As CAP’s Tim Westrich noted, the reality is that “CRA-covered institutions succeed at bringing conventional, prime loans to lower-income communities, while non-covered institutions are the ones that drove bad practices.” And according to some of its former loan officers, bailed-out bank Wells Fargo was, for a decade, “systematically singling out blacks in Baltimore and suburban Maryland for high-interest subprime mortgages”:
These loans, Baltimore officials have claimed in a federal lawsuit against Wells Fargo, tipped hundreds of homeowners into foreclosure and cost the city tens of millions of dollars in taxes and city services. Wells Fargo, [former loan officer] Ms. Jacobson said in an interview, saw the black community as fertile ground for subprime mortgages, as working-class blacks were hungry to be a part of the nation’s home-owning mania. Loan officers, she said, pushed customers who could have qualified for prime loans into subprime mortgages.
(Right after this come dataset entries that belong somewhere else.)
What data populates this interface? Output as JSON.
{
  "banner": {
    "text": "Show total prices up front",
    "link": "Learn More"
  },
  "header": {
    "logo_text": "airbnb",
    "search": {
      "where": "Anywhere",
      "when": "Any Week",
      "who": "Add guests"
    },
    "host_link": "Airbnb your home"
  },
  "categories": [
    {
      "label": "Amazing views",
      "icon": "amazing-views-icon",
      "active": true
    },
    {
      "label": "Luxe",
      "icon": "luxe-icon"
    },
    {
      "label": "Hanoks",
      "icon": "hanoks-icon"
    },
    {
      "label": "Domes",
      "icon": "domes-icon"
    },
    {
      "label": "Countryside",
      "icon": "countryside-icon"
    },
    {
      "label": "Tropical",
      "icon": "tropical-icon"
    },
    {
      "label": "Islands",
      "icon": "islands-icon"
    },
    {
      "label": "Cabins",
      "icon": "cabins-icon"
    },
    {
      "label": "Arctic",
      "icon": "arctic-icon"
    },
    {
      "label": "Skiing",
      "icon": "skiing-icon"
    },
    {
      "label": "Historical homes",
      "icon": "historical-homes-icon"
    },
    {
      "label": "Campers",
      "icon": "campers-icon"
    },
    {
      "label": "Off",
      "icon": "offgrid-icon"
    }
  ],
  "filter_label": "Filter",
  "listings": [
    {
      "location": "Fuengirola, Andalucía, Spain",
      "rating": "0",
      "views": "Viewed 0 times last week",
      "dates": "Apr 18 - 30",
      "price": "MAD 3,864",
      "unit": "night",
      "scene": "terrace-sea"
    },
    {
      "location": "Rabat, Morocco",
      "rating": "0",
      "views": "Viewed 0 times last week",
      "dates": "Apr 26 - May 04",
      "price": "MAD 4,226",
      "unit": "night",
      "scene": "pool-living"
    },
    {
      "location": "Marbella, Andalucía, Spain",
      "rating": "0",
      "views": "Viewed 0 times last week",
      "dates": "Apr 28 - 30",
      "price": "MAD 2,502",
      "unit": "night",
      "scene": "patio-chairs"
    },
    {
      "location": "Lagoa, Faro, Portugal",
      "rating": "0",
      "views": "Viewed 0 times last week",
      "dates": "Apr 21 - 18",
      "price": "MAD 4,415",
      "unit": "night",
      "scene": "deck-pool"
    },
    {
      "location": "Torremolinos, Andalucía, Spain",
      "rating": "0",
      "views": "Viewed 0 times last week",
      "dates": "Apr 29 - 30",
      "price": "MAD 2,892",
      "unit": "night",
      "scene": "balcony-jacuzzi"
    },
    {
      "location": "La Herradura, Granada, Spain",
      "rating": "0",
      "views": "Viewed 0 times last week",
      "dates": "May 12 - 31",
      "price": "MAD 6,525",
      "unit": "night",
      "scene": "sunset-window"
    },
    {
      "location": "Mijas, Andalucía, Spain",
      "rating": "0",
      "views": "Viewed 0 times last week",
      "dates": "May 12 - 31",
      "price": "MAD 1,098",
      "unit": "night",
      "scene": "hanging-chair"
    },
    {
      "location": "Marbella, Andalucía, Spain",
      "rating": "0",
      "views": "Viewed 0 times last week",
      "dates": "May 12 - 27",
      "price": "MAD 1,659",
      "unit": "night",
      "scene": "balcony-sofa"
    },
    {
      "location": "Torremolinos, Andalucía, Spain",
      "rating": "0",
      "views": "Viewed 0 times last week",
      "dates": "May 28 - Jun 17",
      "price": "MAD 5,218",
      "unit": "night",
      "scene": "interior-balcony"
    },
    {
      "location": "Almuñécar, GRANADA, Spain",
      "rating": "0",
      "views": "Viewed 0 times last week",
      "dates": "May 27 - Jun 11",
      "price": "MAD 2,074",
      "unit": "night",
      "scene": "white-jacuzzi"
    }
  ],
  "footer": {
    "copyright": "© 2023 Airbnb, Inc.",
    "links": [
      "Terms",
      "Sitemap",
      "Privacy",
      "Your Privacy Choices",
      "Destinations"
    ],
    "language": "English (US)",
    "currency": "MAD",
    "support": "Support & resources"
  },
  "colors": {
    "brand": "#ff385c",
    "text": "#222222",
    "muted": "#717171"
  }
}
Another loan officer stated in an affidavit filed last week that employees had referred to blacks as “mud people” and to subprime lending as “ghetto loans.”
As Nick Baumann at the Mojo Blog put it, “if this is true, there’s a word for it: evil.” The nasty racism is bad enough, but the fact that these aspiring homeowners were actively steered toward subprime loans when they qualified for a prime loan makes it all even worse.
After all, as the New York Times noted, “for a homeowner taking out a $165,000 mortgage, a difference of three percentage points in the loan rate — a typical spread between conventional and subprime loans — adds more than $100,000 in interest payments.” As Judd Legum pointed out, “many of the individuals who were pushed into these loans may have been able to avoid foreclosure if they were offered the prime loans for which they were qualified.”
This is all part and parcel of the ugly growth of subprime lending — driven by non-CRA covered institutions and encouraged by Wall Street banks ready to buy and securitize anything. That — and not lending in low-income neighborhoods — was really the culprit behind the housing implosion.